Percebe-se que Congresso é que autoriza o Presidente da República a declarar guerra e a celebrar a paz. E pelo que já mencionamos, é importante, também, falar do estado de sítio:


Art. 137. O Presidente da República pode, ouvidos o Conselho da República e o Conselho de Defesa Nacional, solicitar ao Congresso Nacional autorização para decretar o estado de sítio nos casos de:

I – comoção grave de repercussão nacional ou ocorrência de fatos que comprovem a ineficácia de medida tomada durante o estado de defesa;

II – declaração de estado de guerra ou resposta a agressão armada estrangeira.

Parágrafo único. O Presidente da República, ao solicitar autorização para decretar o estado de sítio ou sua prorrogação, relatará os motivos determinantes do pedido, devendo o Congresso Nacional decidir por maioria absoluta”.


Na guerra, estaremos forma permanente de em estado de sítio, que tem características muito específicas, em especial quanto aos direitos e garantias individuais, que estarão sob restrições anormais:


Art. 138. O decreto do estado de sítio indicará sua duração, as normas necessárias a sua execução e as garantias constitucionais que ficarão suspensas, e, depois de publicado, o Presidente da República designará o executor das medidas específicas e as áreas abrangidas.

§ 1.º O estado de sítio, no caso do art. 137, I, não poderá ser decretado por mais de trinta dias, nem prorrogado, de cada vez, por prazo superior; no do inciso II, poderá ser decretado por todo o tempo que perdurar a guerra ou a agressão armada estrangeira.

§ 2.º Solicitada autorização para decretar o estado de sítio durante o recesso parlamentar, o Presidente do Senado Federal, de imediato, convocará extraordinariamente o Congresso Nacional para se reunir dentro de cinco dias, a fim de apreciar o ato.

§ 3.º O Congresso Nacional permanecerá em funcionamento até o término das medidas coercitivas.


Art. 139. Na vigência do estado de sítio decretado com fundamento no art. 137, I, só poderão ser tomadas contra as pessoas as seguintes medidas:

I – obrigação de permanência em localidade determinada;

II – detenção em edifício não destinado a acusados ou condenados por crimes comuns;

III – restrições relativas à inviolabilidade da correspondência, ao sigilo das comunicações, à prestação de informações e à liberdade de imprensa, radiodifusão e televisão, na forma da lei;

IV – suspensão da liberdade de reunião;

V – busca e apreensão em domicílio;

VI – intervenção nas empresas de serviços públicos;

VII – requisição de bens.

Parágrafo único. Não se inclui nas restrições do inciso III a difusão de pronunciamentos de parlamentares efetuados em suas Casas Legislativas, desde que liberada pela respectiva Mesa.

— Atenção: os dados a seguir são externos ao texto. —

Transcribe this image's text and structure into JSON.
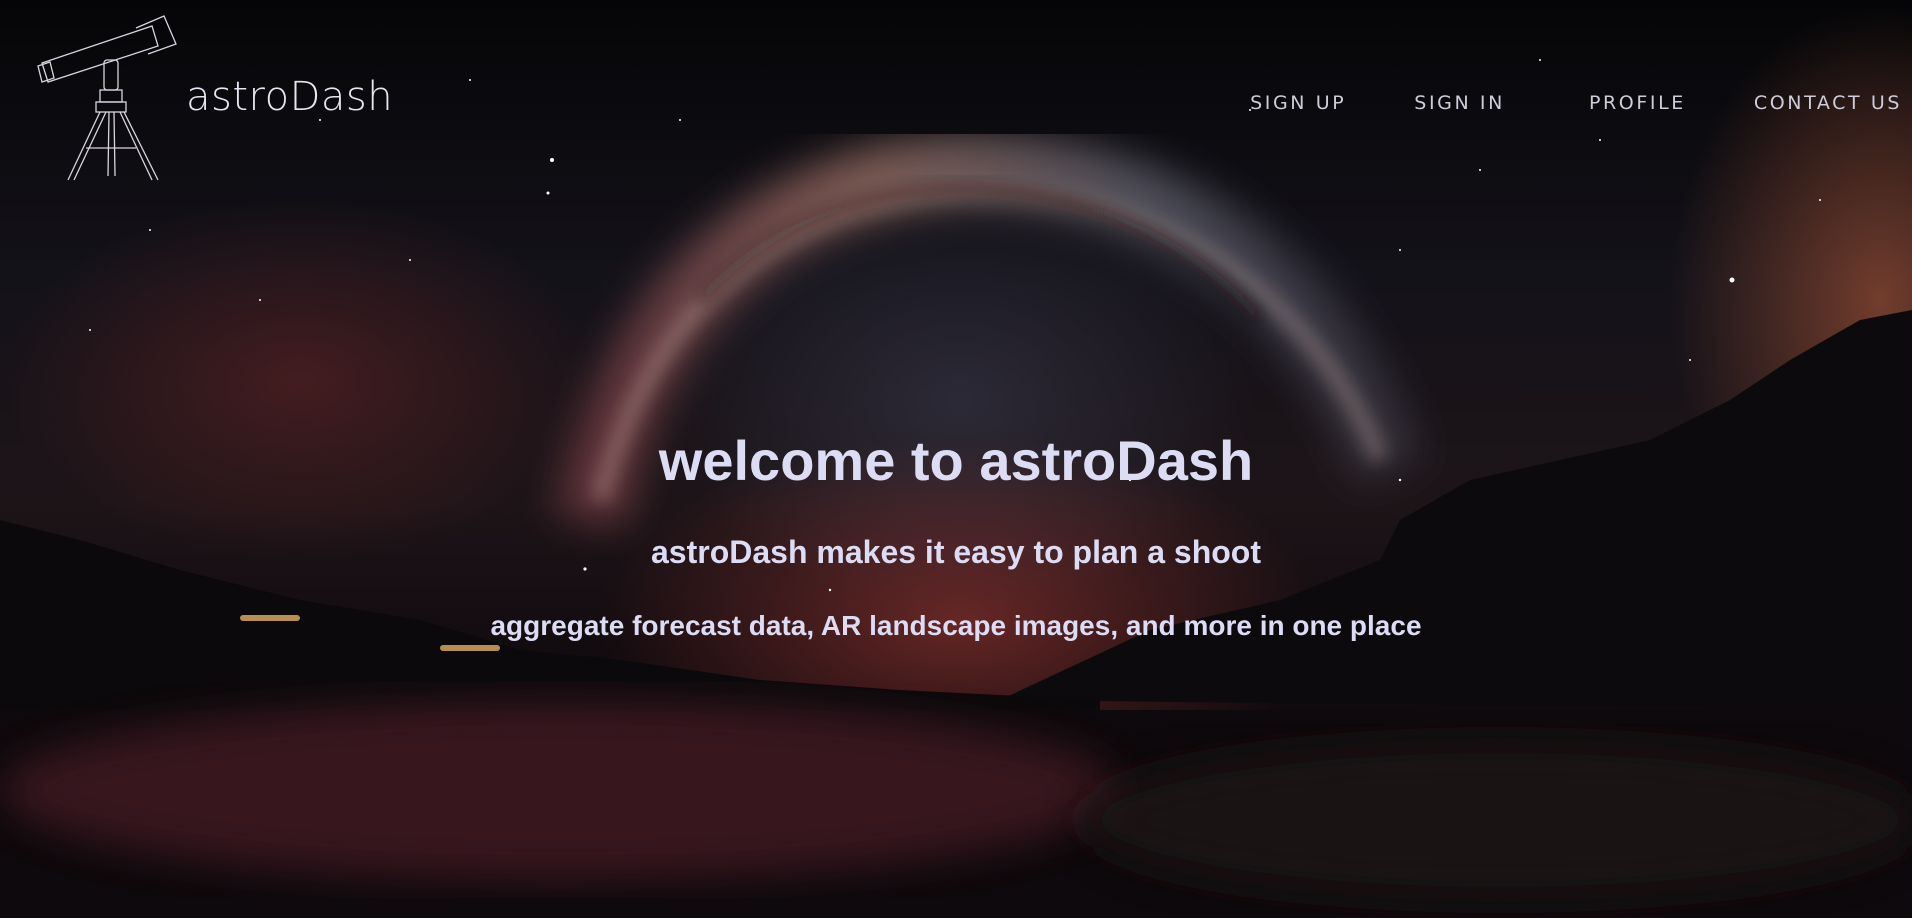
{
  "header": {
    "brand": "astroDash",
    "logo_icon": "telescope-icon",
    "nav": [
      {
        "label": "SIGN UP"
      },
      {
        "label": "SIGN IN"
      },
      {
        "label": "PROFILE"
      },
      {
        "label": "CONTACT US"
      }
    ]
  },
  "hero": {
    "title": "welcome to astroDash",
    "subtitle": "astroDash makes it easy to plan a shoot",
    "description": "aggregate forecast data, AR landscape images, and more in one place"
  },
  "colors": {
    "text_primary": "#dcdcf4",
    "nav_text": "#cfcbd8",
    "background": "#07060a"
  }
}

Ressaltamos que nossa Constituição restringe a declaração de guerra a “caso de agressão estrangeira”. Poder-se-ia questionar se haveria que acontecer ataque ou invasão ou se a mobilização de tropas próximas à fronteira, ou a declaração de guerra por outro país (quase nunca ocorre), por exemplo, poderiam justificar tal declaração. Resta-os reconhecer que isso será uma decisão política que dependerá do Parlamento. Sempre haverá controvérsia. É praticamente certo que, após a guerra, haverá a prestação de contas do executivo que, certamente, será mais dura se o país tiver sido derrotado. Isso está constitucionalmente previsto:


Art. 141. Cessado o estado de defesa ou o estado de sítio, cessarão também seus efeitos, sem prejuízo da responsabilidade pelos ilícitos cometidos por seus executores ou agentes.

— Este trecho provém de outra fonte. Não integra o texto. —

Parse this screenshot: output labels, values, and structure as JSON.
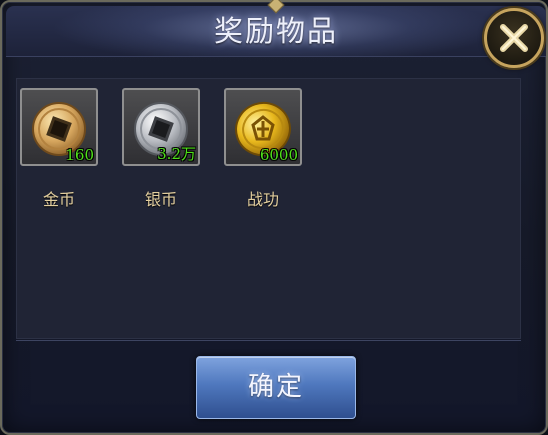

Parágrafo único. Logo que cesse o estado de defesa ou o estado de sítio, as medidas aplicadas em sua vigência serão relatadas pelo Presidente da República, em mensagem ao Congresso Nacional, com especificação e justificação das providências adotadas, com relação nominal dos atingidos e indicação das restrições aplicadas”.


As consequências serão essencialmente políticas e poderão abranger ou não crimes de responsabilidade, aqui já tratados e “impeachment”, além das penais.



2.2. O que justificaria a violação do Direito à vida com a pena de morte?


Existem muitas colocações de operadores de direito questionando restrições aos direitos dos militares e especificidades do Direito Militar em razão de uma alegada arbitrariedade desses institutos presentes na Constituição e aplicáveis aos militares federais, estaduais e distritais. A hierarquia e a disciplina, no entanto, mais do que bases institucionais das forças militares, são garantias individuais e para a sociedade, como já se formulava nas declarações do século XVIII que deram início à Democracia moderna. A importância dessas garantias é reforçada por sua presença em todas as constituições brasileiras e no direito internacional público — tratados, pactos e convenções – que admitem, expressamente, as restrições aos direitos dos militares, as especificidades do Direito Militar, reconhecendo tal necessidade para garantir o interesse da segurança nacional ou da ordem pública, ou para proteger os direitos e as liberdades alheias.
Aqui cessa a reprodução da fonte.